An XGBoost pipeline that predicts whether an NCAA athletic department's finances are improving, stable, or declining over a 2-year horizon. Trained on 10 years of public EADA data (2014–2023) across all divisions.
Results: 87.6% accuracy · 0.97 ROC-AUC · 0.83 F1
The model uses SMOTE to handle class imbalance and SHAP to explain individual predictions. A CLI tool lets you run a prediction for any school by name.

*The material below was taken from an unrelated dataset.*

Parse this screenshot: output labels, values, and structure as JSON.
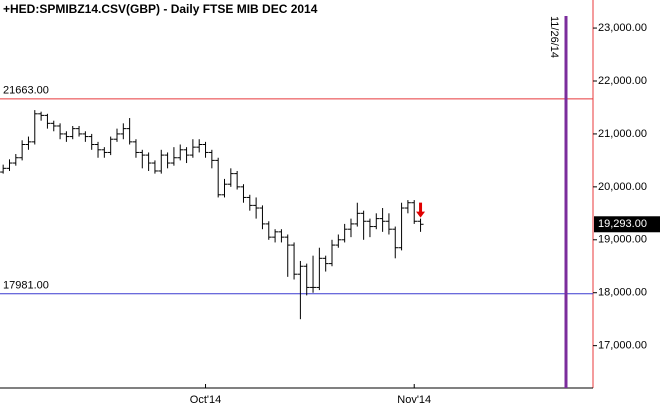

git clone https://github.com/pushpullleg/ncaa-financial-predictor.git
cd ncaa-financial-predictor/final
pip install -r requirements.txt
python assets/scripts/predict.py "Alabama"- Data — 17,220 records from 1,722 schools, joined and cleaned from the NCAA EADA database
- Features — 52 engineered features: revenue/expense ratios, per-athlete spending, division type, 2-year lag trends
- Training — XGBoost with SMOTE oversampling, 80/20 stratified split
- Output — Improving / Stable / Declining with SHAP-based explanation
final/
├── assets/
│ ├── data/ # raw and processed datasets
│ ├── models/ # trained XGBoost model
│ ├── notebooks/ # feature engineering and training
│ ├── scripts/ # predict.py, test_predict.py
│ └── figures/ # confusion matrix, SHAP plots
└── appendix/ # data dictionary, methodology, deployment notes
Academic use only